How to complete the proof: If $x\geq 0$ and $x^2<2$, then there is $y>x$ with $y^2<2$

Question

How to complete the proof: If $x\geq 0$ and $x^2<2$, then there is $y>x$ with $y^2<2$

My attempted proof:

Let $y:=x+\varepsilon$ and $\varepsilon >0$. So, we observe $(x+\varepsilon)^2\overset{!}{<}2 \Leftrightarrow x^2+2\varepsilon x+\varepsilon ^2<2 \Leftrightarrow 2\varepsilon x+\varepsilon^2 < 2-x^2$.

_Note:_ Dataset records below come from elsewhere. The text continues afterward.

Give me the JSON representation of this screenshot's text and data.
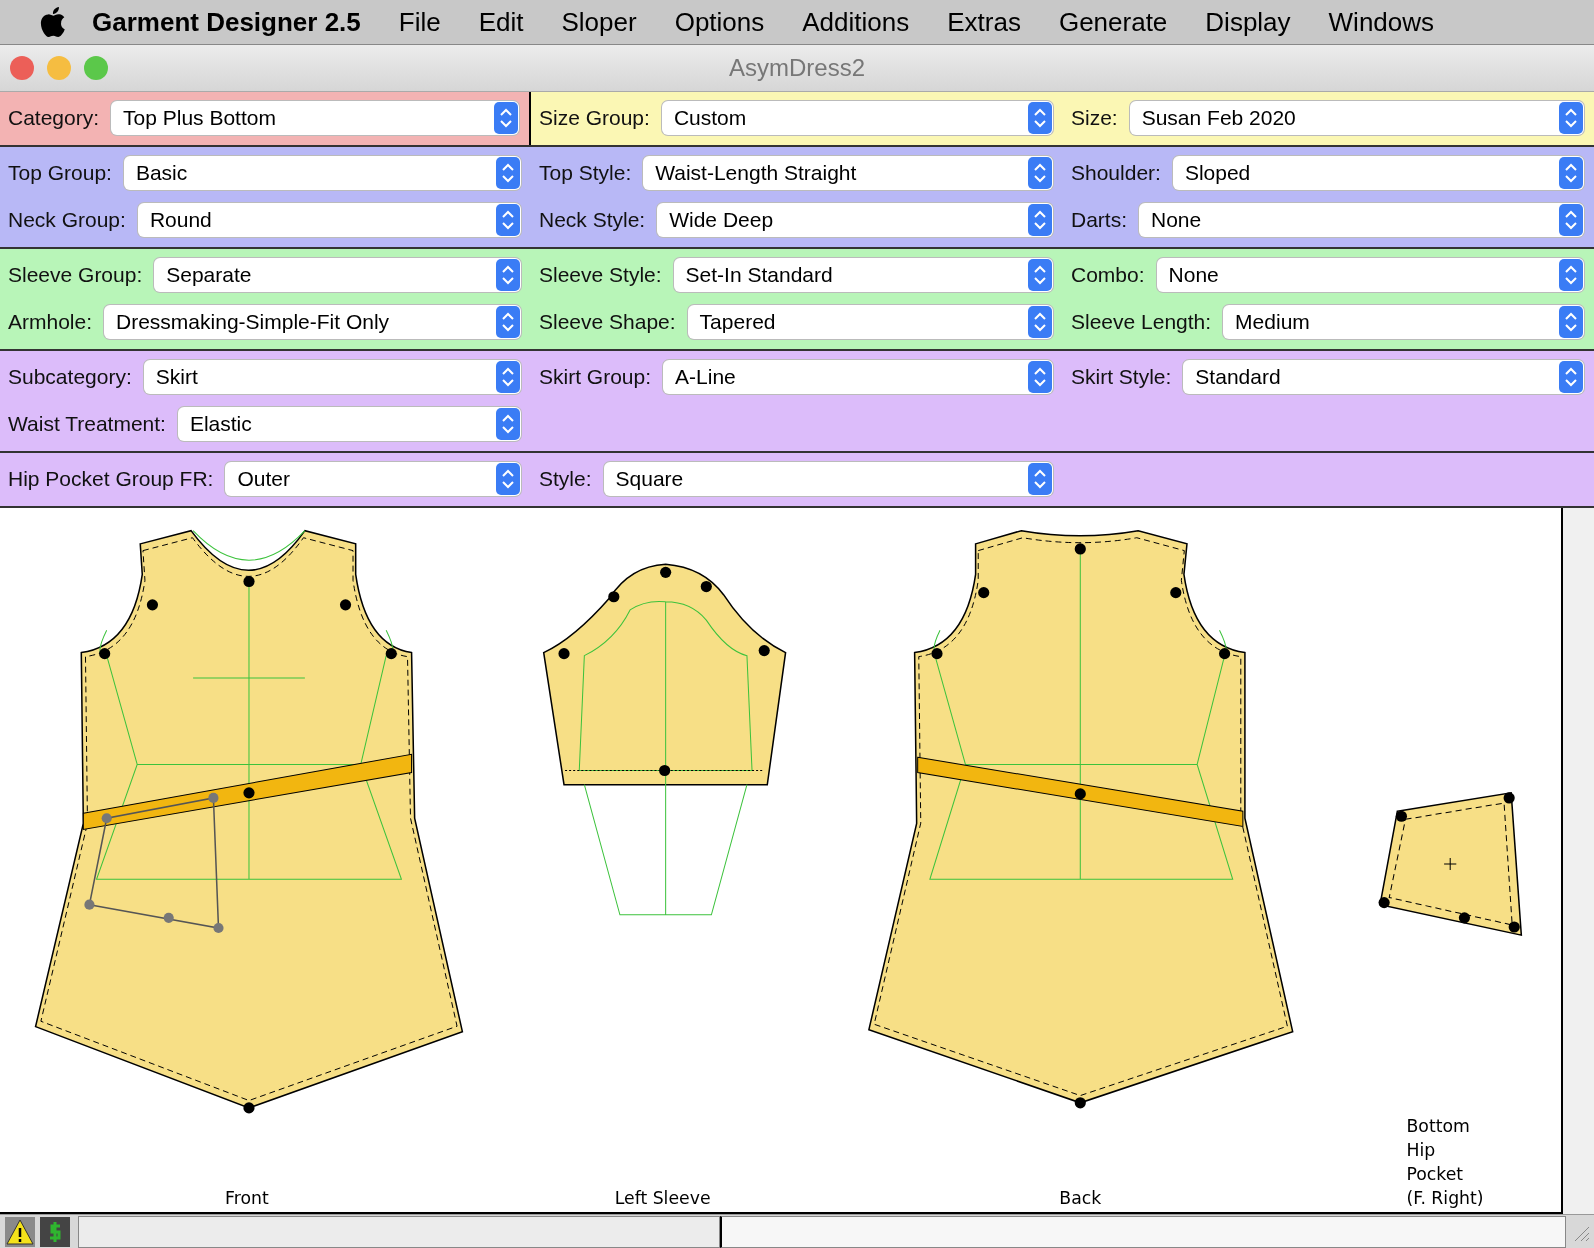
{
  "menu_bar": {
    "app_name": "Garment Designer 2.5",
    "items": [
      "File",
      "Edit",
      "Sloper",
      "Options",
      "Additions",
      "Extras",
      "Generate",
      "Display",
      "Windows"
    ]
  },
  "window": {
    "title": "AsymDress2"
  },
  "bands": [
    {
      "color": "#fbf7b4",
      "rows": [
        [
          {
            "label": "Category:",
            "value": "Top Plus Bottom",
            "color": "#f3b3b3"
          },
          {
            "label": "Size Group:",
            "value": "Custom"
          },
          {
            "label": "Size:",
            "value": "Susan Feb 2020"
          }
        ]
      ]
    },
    {
      "color": "#b8b8f6",
      "rows": [
        [
          {
            "label": "Top Group:",
            "value": "Basic"
          },
          {
            "label": "Top Style:",
            "value": "Waist-Length Straight"
          },
          {
            "label": "Shoulder:",
            "value": "Sloped"
          }
        ],
        [
          {
            "label": "Neck Group:",
            "value": "Round"
          },
          {
            "label": "Neck Style:",
            "value": "Wide Deep"
          },
          {
            "label": "Darts:",
            "value": "None"
          }
        ]
      ]
    },
    {
      "color": "#b8f5b8",
      "rows": [
        [
          {
            "label": "Sleeve Group:",
            "value": "Separate"
          },
          {
            "label": "Sleeve Style:",
            "value": "Set-In Standard"
          },
          {
            "label": "Combo:",
            "value": "None"
          }
        ],
        [
          {
            "label": "Armhole:",
            "value": "Dressmaking-Simple-Fit Only"
          },
          {
            "label": "Sleeve Shape:",
            "value": "Tapered"
          },
          {
            "label": "Sleeve Length:",
            "value": "Medium"
          }
        ]
      ]
    },
    {
      "color": "#dcbcfa",
      "rows": [
        [
          {
            "label": "Subcategory:",
            "value": "Skirt"
          },
          {
            "label": "Skirt Group:",
            "value": "A-Line"
          },
          {
            "label": "Skirt Style:",
            "value": "Standard"
          }
        ],
        [
          {
            "label": "Waist Treatment:",
            "value": "Elastic"
          }
        ]
      ]
    },
    {
      "color": "#dcbcfa",
      "rows": [
        [
          {
            "label": "Hip Pocket Group FR:",
            "value": "Outer"
          },
          {
            "label": "Style:",
            "value": "Square"
          }
        ]
      ]
    }
  ],
  "canvas": {
    "pieces": [
      {
        "kind": "front",
        "label": "Front"
      },
      {
        "kind": "sleeve",
        "label": "Left Sleeve"
      },
      {
        "kind": "back",
        "label": "Back"
      },
      {
        "kind": "pocket",
        "label": "Bottom\nHip\nPocket\n(F. Right)"
      }
    ]
  }
}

We know that $x^2<2 \Longleftrightarrow 0<2-x^2$. Therefore $ 2\varepsilon x+\varepsilon^2 $ has to be greater or equal to zero. What do I have to do now? Can you please help?

Answer 1

$ 0\le x$ and $x^2<2$ implies that $$0\le x<\sqrt 2$$

Let $$y=\frac {x+\sqrt 2}{2}$$ then you have $$x<y<\sqrt 2 $$ Thus $$ x^2 <y^2 <2$$

Answer 2

Just choose $$y=\sqrt{\frac{x^2+2}2}$$ then clearly we have $x^2\lt y^2\lt2$ and hence $y\gt x$ as the positive square root preserves order.